Quick-and-dirty Python script(s) for reading a pre-decrypted WeChat SQLite database and outputting some stats and visualizations based on them.
It's important to note that the database is a client-side database, which means it is authoritative only insofar as your mobile client (WeChat on your phone) observes the universe. Which is to say probably not very far. It is not in any way linked to any WeChat API (public or private) to provide truly authoritative server-side data. But if you use WeChat on your phone and have a significantly lengthy chat history, there will be a lot of cool data to visualize.
Click here for some samples of what the output looks like.
IMPORTANT
- This project really is quick and dirty. I built it over a couple of evenings of frantic hacking during the Lunar New Year holiday, never with a strong eye towards what the design ought to be; I was instead focused solely on obtaining the pretty pictures it generates as its output.
- Therefore, do not hesitate to propose sweeping changes to its architecture or organization.
- I've only tested this project on a rooted Android phone! I do not know if there is an analogous way to acquire the database from an iOS device, and even if you were able to do so, whether the internal schema of the database would be compatible with this project.
- Help on this front is appreciated!
If you have a rooted Android phone, go check out wechat-tools, which should make the job easier.
...
Go decrypt your database now. It might take a while to figure it out the first time, don't get discouraged. I'll wait here.
...
By the time you move on from this section, I assume you have a decrypted database, which should now be resident on the machine where you'll be running the Python scripts (i.e., you have transferred it to your computer and decrypted it, and probably in that order). To test this, you can run on most Linux machines:
sqlite3 decrypted.db .tables
... and it should give you a list of the tables in the database.
We only need a couple of things. This is as simple as:
pip install -r requirements.txt
It's up to you if you want to create a virtualenv for this project or install the dependencies globally.
To make the visualizations more useful, you should categorize your chat threads. This will allow you to see how much late-night romantic texting you do, for example. Or to prove to your boss that you really do spend a ton of time on work-related WeChats outside of office hours!
You should pick a threshold of threads you want to categorize. The recommended value is probably 80-90%. The principle here is that if you sort all your conversation threads by the number of messages you send, there will be some very popular threads at the front (friends and groups to whom you send a LOT of messages), and then towards the end there will be many, many threads which have only a message or two each.
In other words, it will be a relatively small task to categorize 85% of your threads by sent message volume, but that last 15% will be a ton of work because you'll be asked to categorize people who you barely chatted with.
For this reason, the default threshold is 0.85 (85%). But you can change it if you like (see below).
To do so, run:
python categorize.py decrypted.db
This will automatically tally up messages across all threads in the database and then ask you to categorize the most active threads, in order, which make up 85% or more of your sent messages. You can create as many categories as you want.

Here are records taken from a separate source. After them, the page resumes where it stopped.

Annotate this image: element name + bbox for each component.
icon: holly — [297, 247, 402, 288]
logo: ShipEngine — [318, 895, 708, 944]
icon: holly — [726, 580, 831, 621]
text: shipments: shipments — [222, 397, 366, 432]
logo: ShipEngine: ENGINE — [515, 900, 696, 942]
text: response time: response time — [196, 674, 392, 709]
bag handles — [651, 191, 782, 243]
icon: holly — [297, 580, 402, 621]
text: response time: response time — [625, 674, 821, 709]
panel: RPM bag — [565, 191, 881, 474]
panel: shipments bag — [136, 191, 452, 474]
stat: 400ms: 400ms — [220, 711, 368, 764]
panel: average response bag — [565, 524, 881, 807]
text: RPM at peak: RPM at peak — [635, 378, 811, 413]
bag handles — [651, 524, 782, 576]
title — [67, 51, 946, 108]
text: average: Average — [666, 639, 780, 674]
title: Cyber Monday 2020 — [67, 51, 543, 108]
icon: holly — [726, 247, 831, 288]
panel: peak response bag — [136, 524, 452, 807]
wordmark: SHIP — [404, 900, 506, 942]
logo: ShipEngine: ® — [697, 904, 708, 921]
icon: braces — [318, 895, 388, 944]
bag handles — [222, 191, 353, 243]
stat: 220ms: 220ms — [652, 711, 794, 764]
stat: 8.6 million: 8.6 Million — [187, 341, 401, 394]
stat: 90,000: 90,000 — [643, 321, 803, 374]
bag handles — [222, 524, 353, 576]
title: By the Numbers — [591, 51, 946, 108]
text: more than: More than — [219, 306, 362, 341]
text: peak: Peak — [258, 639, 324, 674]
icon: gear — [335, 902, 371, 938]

If you want to change the threshold, run this instead:
python categorize.py decrypted.db 0.75 # categorize only 75% of threads by volume
A couple of things to note:
- Category data is stored flat in a JSON file on disk, called
userdata.json
. - No signature data for the database being used is stored in the user data file. So if you are going to switch to another chat database entirely (e.g. you are looking at a different user's database), best to blow away
userdata.json
(or archive it somewhere) and categorize again! - The parser already makes a distinction between individual (1-on-1) chats and group chats, so there is no need to categorize group chats as "Group" unless you specifically want that.
- Group names are stored nicely but mapped internally with slugs ("Work Stuff" becomes
work-stuff
and would collide with "work stuff"). other
is a special slug that is applied to anything uncategorized (such as the 10% of long-tail chats we don't bother to categorize). You can also manually put things in that category by specifying an "Other" category, though.userdata.json
is saved every time you make a categorization, so you can quit (CTRL-C
) and come back later.
Now that you've categorized, just run:
python test_2015.py decrypted.db
This will run a bunch of stats on your database for calendar year 2015. Outputs will be dumped in the local directory as chart0.html
, chart1.html
, etc.
Note
The set of visualizations run, the manner in which you choose (or don't, as the case is currently) which visualizations to run, and the format and organization of the output are all ripe for huge improvement!
The following resources were invaluable in the development of this project:
- I referred to this article on decrypting WeChat's SQLite database on Android, and the script linked therein, for the first many times I obtained and decrypted the database. Eventually, this was useful as reference in developing wechat-tools.
- The ever-awesome and incredibly easy-to-use highcharts.js (free for personal use).